Das was der Kläger anführt, ist nicht geeignet, eine Versorgung über das Erforderliche hinaus zu begründen. Seine Bedenken bestehen allein darin, dass er im Falle einer Reparatur seiner vorhandenen Prothese über keine spezielle Ersatzprothese verfügt. Diese Furcht allein ist aber nicht anspruchsbegründend. Das ergibt sich aus dem bisherigen Verlauf seines Lebens als Prothesenträger. Wie das Sozialgericht im Einzelnen dargestellt hat, waren die zeitlichen Ausfälle in den vergangenen Jahren jeweils nur von kurzer Dauer und widerlegen das Szenario, wie es der Klägervertreter in seiner Berufungsbegründung dargestellt hat. So wäre im Einzelfall zu prüfen, ob während der Reparatur vom Lieferanten nicht eine - wenngleich sicher etwas einfachere - Prothese leihweise als Übergangshilfe zur Verfügung gestellt werden kann. Auch die vom Sozialgericht herangezogene Überlegung, dass im häuslichen Bereich kurzfristig die Beweglichkeit mit Unterarmstützen bei einem 32-jährigen ausreichend gewährleistet ist, ist nicht zu widerlegen. Daneben weist der Kläger auf sein abnormes Körpergewicht hin, welches die Prothesenversorgung außergewöhnlich erschweren würde. Das spricht aber nicht für eine Mehrfachversorgung, sondern nur für die Anforderung an die Qualität der vom Lieferanten zur Verfügung zu stellenden Prothese. Es dürfte auch nicht unzumutbar sein, wenn der Kläger von sich aus Maßnahmen ergreift, seine Fettleibigkeit spürbar zu verringern. Seine lapidare Auskunft gegenüber dem Senat, dass er sein Körpergewicht nicht verringern könne, zeigt, dass hier noch ein weites Feld der Verbesserung nicht nur der Lebensqualität, sondern auch der Entlastung seines Beinstumpfes und des Kunstbeines möglich ist. Die Beklagte bietet dazu Ernährungsberatung an, ebenso Selbsthilfegruppen wie auch die Teilnahme am Behindertensport. So kann der behandelnde Arzt hier in Anwendung der Leitlinien der Deutschen Adipositas-Gesellschaft zumutbare Möglichkeiten aufzeigen, an dieser Stelle anzusetzen.
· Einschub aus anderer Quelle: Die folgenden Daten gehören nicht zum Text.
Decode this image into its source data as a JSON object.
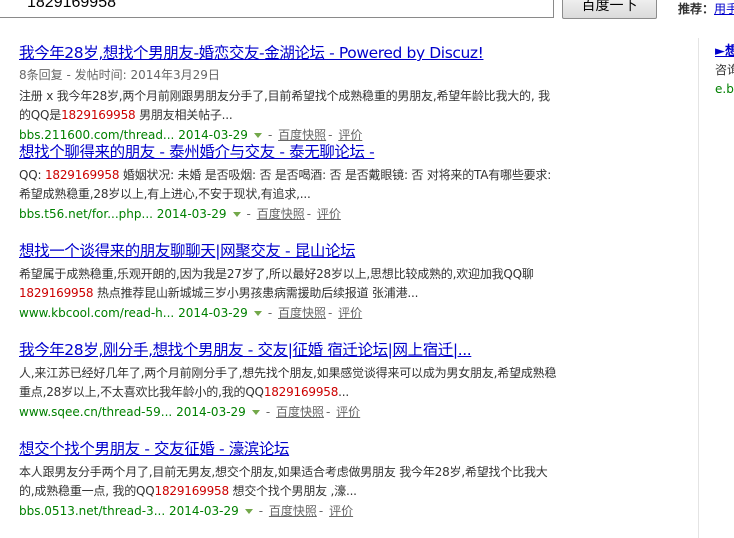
{
  "search": {
    "query": "1829169958",
    "button_label": "百度一下"
  },
  "recommend": {
    "label": "推荐：",
    "link": "用手"
  },
  "side_ad": {
    "title": "►想",
    "desc": "咨询",
    "url": "e.b"
  },
  "results": [
    {
      "title": "我今年28岁,想找个男朋友-婚恋交友-金湖论坛 - Powered by Discuz!",
      "meta": "8条回复 - 发帖时间: 2014年3月29日",
      "abstract_parts": [
        {
          "text": "注册 x 我今年28岁,两个月前刚跟男朋友分手了,目前希望找个成熟稳重的男朋友,希望年龄比我大的, 我的QQ是",
          "hl": false
        },
        {
          "text": "1829169958",
          "hl": true
        },
        {
          "text": " 男朋友相关帖子...",
          "hl": false
        }
      ],
      "url": "bbs.211600.com/thread...",
      "date": "2014-03-29",
      "snapshot": "百度快照",
      "review": "评价"
    },
    {
      "title": "想找个聊得来的朋友 - 泰州婚介与交友 - 泰无聊论坛 -",
      "meta": "",
      "abstract_parts": [
        {
          "text": "QQ: ",
          "hl": false
        },
        {
          "text": "1829169958",
          "hl": true
        },
        {
          "text": " 婚姻状况: 未婚 是否吸烟: 否 是否喝酒: 否 是否戴眼镜: 否 对将来的TA有哪些要求: 希望成熟稳重,28岁以上,有上进心,不安于现状,有追求,...",
          "hl": false
        }
      ],
      "url": "bbs.t56.net/for...php...",
      "date": "2014-03-29",
      "snapshot": "百度快照",
      "review": "评价"
    },
    {
      "title": "想找一个谈得来的朋友聊聊天|网聚交友 - 昆山论坛",
      "meta": "",
      "abstract_parts": [
        {
          "text": "希望属于成熟稳重,乐观开朗的,因为我是27岁了,所以最好28岁以上,思想比较成熟的,欢迎加我QQ聊",
          "hl": false
        },
        {
          "text": "1829169958",
          "hl": true
        },
        {
          "text": " 热点推荐昆山新城城三岁小男孩患病需援助后续报道 张浦港...",
          "hl": false
        }
      ],
      "url": "www.kbcool.com/read-h...",
      "date": "2014-03-29",
      "snapshot": "百度快照",
      "review": "评价"
    },
    {
      "title": "我今年28岁,刚分手,想找个男朋友 - 交友|征婚 宿迁论坛|网上宿迁|...",
      "meta": "",
      "abstract_parts": [
        {
          "text": "人,来江苏已经好几年了,两个月前刚分手了,想先找个朋友,如果感觉谈得来可以成为男女朋友,希望成熟稳重点,28岁以上,不太喜欢比我年龄小的,我的QQ",
          "hl": false
        },
        {
          "text": "1829169958",
          "hl": true
        },
        {
          "text": "...",
          "hl": false
        }
      ],
      "url": "www.sqee.cn/thread-59...",
      "date": "2014-03-29",
      "snapshot": "百度快照",
      "review": "评价"
    },
    {
      "title": "想交个找个男朋友 - 交友征婚 - 濠滨论坛",
      "meta": "",
      "abstract_parts": [
        {
          "text": "本人跟男友分手两个月了,目前无男友,想交个朋友,如果适合考虑做男朋友 我今年28岁,希望找个比我大的,成熟稳重一点, 我的QQ",
          "hl": false
        },
        {
          "text": "1829169958",
          "hl": true
        },
        {
          "text": " 想交个找个男朋友 ,濠...",
          "hl": false
        }
      ],
      "url": "bbs.0513.net/thread-3...",
      "date": "2014-03-29",
      "snapshot": "百度快照",
      "review": "评价"
    }
  ]
}
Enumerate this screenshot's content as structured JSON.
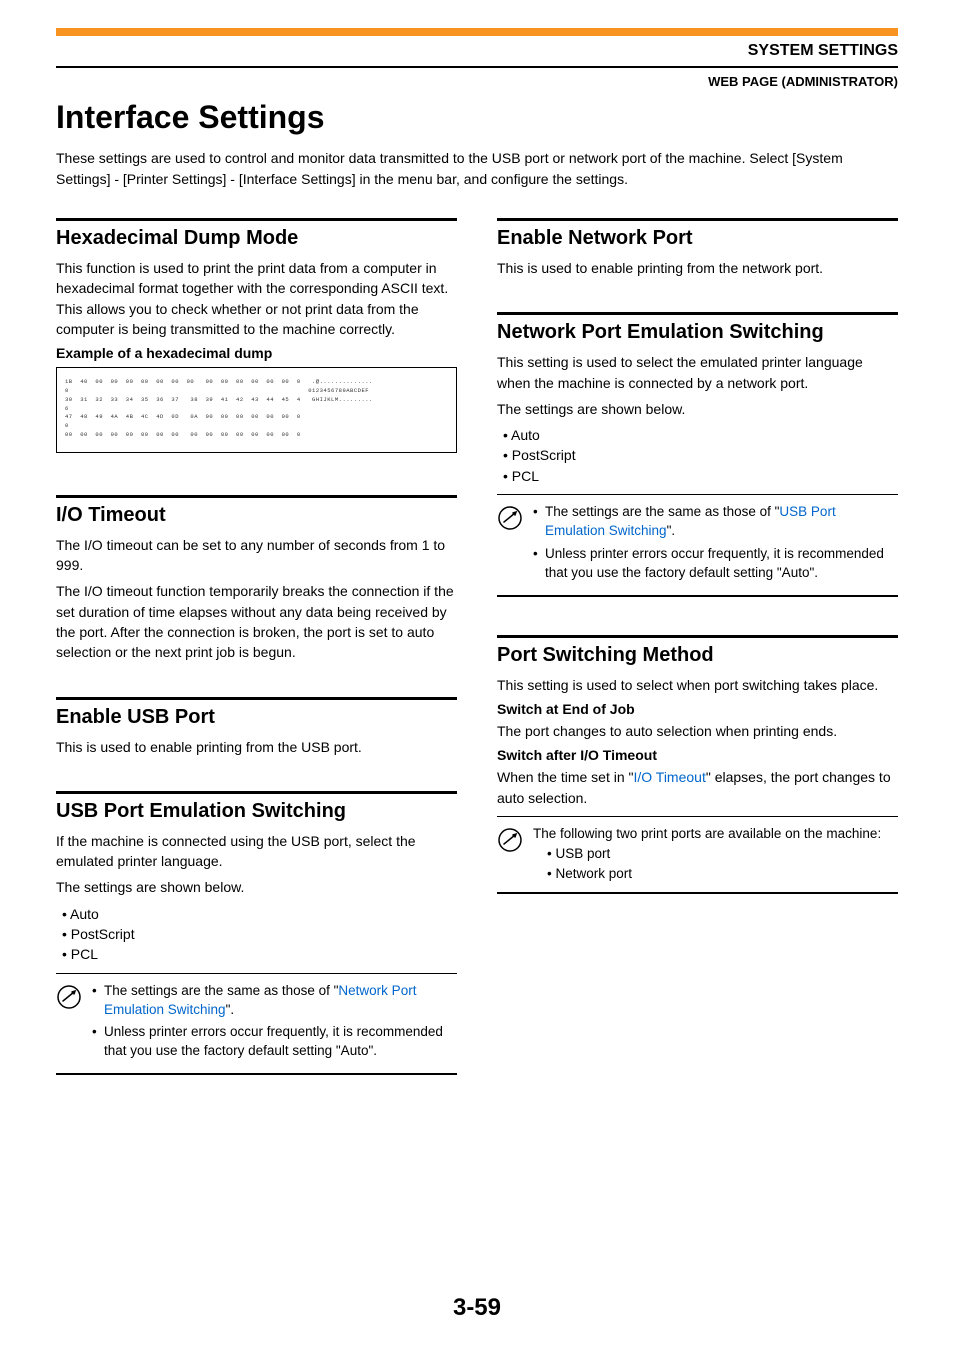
{
  "header": {
    "system_settings": "SYSTEM SETTINGS",
    "breadcrumb": "WEB PAGE (ADMINISTRATOR)"
  },
  "title": "Interface Settings",
  "intro": "These settings are used to control and monitor data transmitted to the USB port or network port of the machine. Select [System Settings] - [Printer Settings] - [Interface Settings] in the menu bar, and configure the settings.",
  "hex_dump": {
    "heading": "Hexadecimal Dump Mode",
    "body": "This function is used to print the print data from a computer in hexadecimal format together with the corresponding ASCII text. This allows you to check whether or not print data from the computer is being transmitted to the machine correctly.",
    "example_label": "Example of a hexadecimal dump",
    "dump_text": "1B  40  00  00  00  00  00  00  00   00  00  00  00  00  00  0   .@..............\n0                                                               0123456789ABCDEF\n30  31  32  33  34  35  36  37   38  39  41  42  43  44  45  4   GHIJKLM.........\n6\n47  48  49  4A  4B  4C  4D  0D   0A  00  00  00  00  00  00  0\n0\n00  00  00  00  00  00  00  00   00  00  00  00  00  00  00  0"
  },
  "io_timeout": {
    "heading": "I/O Timeout",
    "body1": "The I/O timeout can be set to any number of seconds from 1 to 999.",
    "body2": "The I/O timeout function temporarily breaks the connection if the set duration of time elapses without any data being received by the port. After the connection is broken, the port is set to auto selection or the next print job is begun."
  },
  "enable_usb": {
    "heading": "Enable USB Port",
    "body": "This is used to enable printing from the USB port."
  },
  "usb_emu": {
    "heading": "USB Port Emulation Switching",
    "body1": "If the machine is connected using the USB port, select the emulated printer language.",
    "body2": "The settings are shown below.",
    "items": [
      "Auto",
      "PostScript",
      "PCL"
    ],
    "note1_pre": "The settings are the same as those of \"",
    "note1_link": "Network Port Emulation Switching",
    "note1_post": "\".",
    "note2": "Unless printer errors occur frequently, it is recommended that you use the factory default setting \"Auto\"."
  },
  "enable_net": {
    "heading": "Enable Network Port",
    "body": "This is used to enable printing from the network port."
  },
  "net_emu": {
    "heading": "Network Port Emulation Switching",
    "body1": "This setting is used to select the emulated printer language when the machine is connected by a network port.",
    "body2": "The settings are shown below.",
    "items": [
      "Auto",
      "PostScript",
      "PCL"
    ],
    "note1_pre": "The settings are the same as those of \"",
    "note1_link": "USB Port Emulation Switching",
    "note1_post": "\".",
    "note2": "Unless printer errors occur frequently, it is recommended that you use the factory default setting \"Auto\"."
  },
  "port_switch": {
    "heading": "Port Switching Method",
    "body": "This setting is used to select when port switching takes place.",
    "sub1_title": "Switch at End of Job",
    "sub1_body": "The port changes to auto selection when printing ends.",
    "sub2_title": "Switch after I/O Timeout",
    "sub2_body_pre": "When the time set in \"",
    "sub2_link": "I/O Timeout",
    "sub2_body_post": "\" elapses, the port changes to auto selection.",
    "note_intro": "The following two print ports are available on the machine:",
    "note_items": [
      "USB port",
      "Network port"
    ]
  },
  "page_number": "3-59"
}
Die für einen erhöhten Verschleiß der Prothese angeführte Fettleibigkeit jedenfalls vermag keine Erforderlichkeit für eine Doppelversorgung zu begründen, sondern allenfalls die Forderung an den Hersteller und Leistungserbringer eine solide Ausführung der Prothese zu liefern, die der übermäßigen Belastung Stand hält, wobei der Kläger aber auch gehalten ist, mit diesem Gerät verantwortlich umzugehen.
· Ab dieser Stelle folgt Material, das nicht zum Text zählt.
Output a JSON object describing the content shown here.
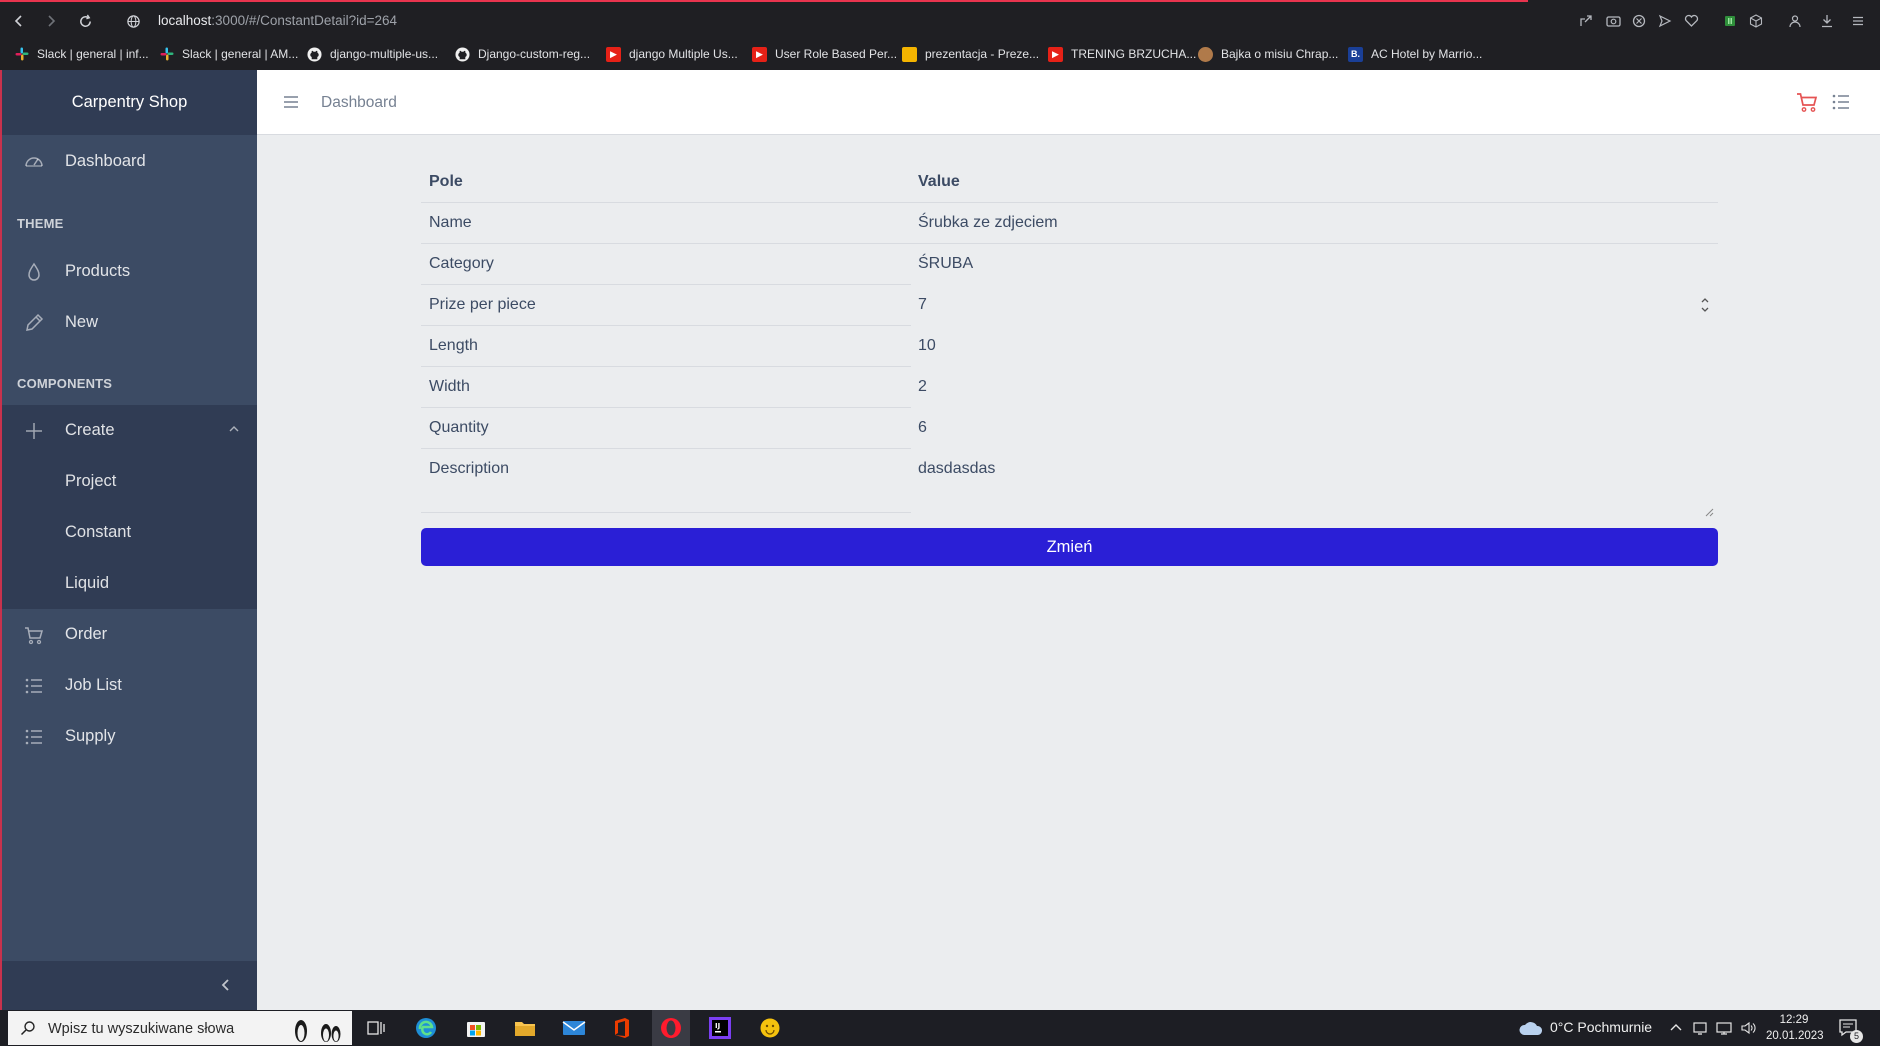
{
  "browser": {
    "url_host": "localhost",
    "url_rest": ":3000/#/ConstantDetail?id=264",
    "bookmarks": [
      {
        "label": "Slack | general | inf...",
        "icon": "slack-icon"
      },
      {
        "label": "Slack | general | AM...",
        "icon": "slack-icon"
      },
      {
        "label": "django-multiple-us...",
        "icon": "github-icon"
      },
      {
        "label": "Django-custom-reg...",
        "icon": "github-icon"
      },
      {
        "label": "django Multiple Us...",
        "icon": "youtube-icon"
      },
      {
        "label": "User Role Based Per...",
        "icon": "youtube-icon"
      },
      {
        "label": "prezentacja - Preze...",
        "icon": "slides-icon"
      },
      {
        "label": "TRENING BRZUCHA...",
        "icon": "youtube-icon"
      },
      {
        "label": "Bajka o misiu Chrap...",
        "icon": "bear-icon"
      },
      {
        "label": "AC Hotel by Marrio...",
        "icon": "booking-icon"
      }
    ]
  },
  "sidebar": {
    "brand": "Carpentry Shop",
    "dashboard": "Dashboard",
    "section_theme": "THEME",
    "products": "Products",
    "new": "New",
    "section_components": "COMPONENTS",
    "create": "Create",
    "project": "Project",
    "constant": "Constant",
    "liquid": "Liquid",
    "order": "Order",
    "job_list": "Job List",
    "supply": "Supply"
  },
  "header": {
    "title": "Dashboard"
  },
  "table": {
    "head_field": "Pole",
    "head_value": "Value",
    "rows": [
      {
        "label": "Name",
        "value": "Śrubka ze zdjeciem"
      },
      {
        "label": "Category",
        "value": "ŚRUBA"
      },
      {
        "label": "Prize per piece",
        "value": "7"
      },
      {
        "label": "Length",
        "value": "10"
      },
      {
        "label": "Width",
        "value": "2"
      },
      {
        "label": "Quantity",
        "value": "6"
      },
      {
        "label": "Description",
        "value": "dasdasdas"
      }
    ]
  },
  "submit_label": "Zmień",
  "taskbar": {
    "search_placeholder": "Wpisz tu wyszukiwane słowa",
    "weather": "0°C  Pochmurnie",
    "time": "12:29",
    "date": "20.01.2023",
    "notifications": "5"
  },
  "colors": {
    "sidebar": "#3c4b64",
    "sidebar_dark": "#303c54",
    "primary_button": "#2a1fd6",
    "cart_icon": "#e55353"
  }
}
Somit findet sich unter keinem Blickwinkel ein hinreichender Grund, den Kläger über die gesetzliche Grundregel hinaus eine doppelte Versorgung zukommen zu lassen.

Angesichts des Verfahrensausgangs besteht kein Anlass, dem Kläger seine außergerichtliche Kosten zu erstatten (§ 193 SGG).

Gründe, die Revision nach § 160 SGG zuzulassen, sind nicht ersichtlich.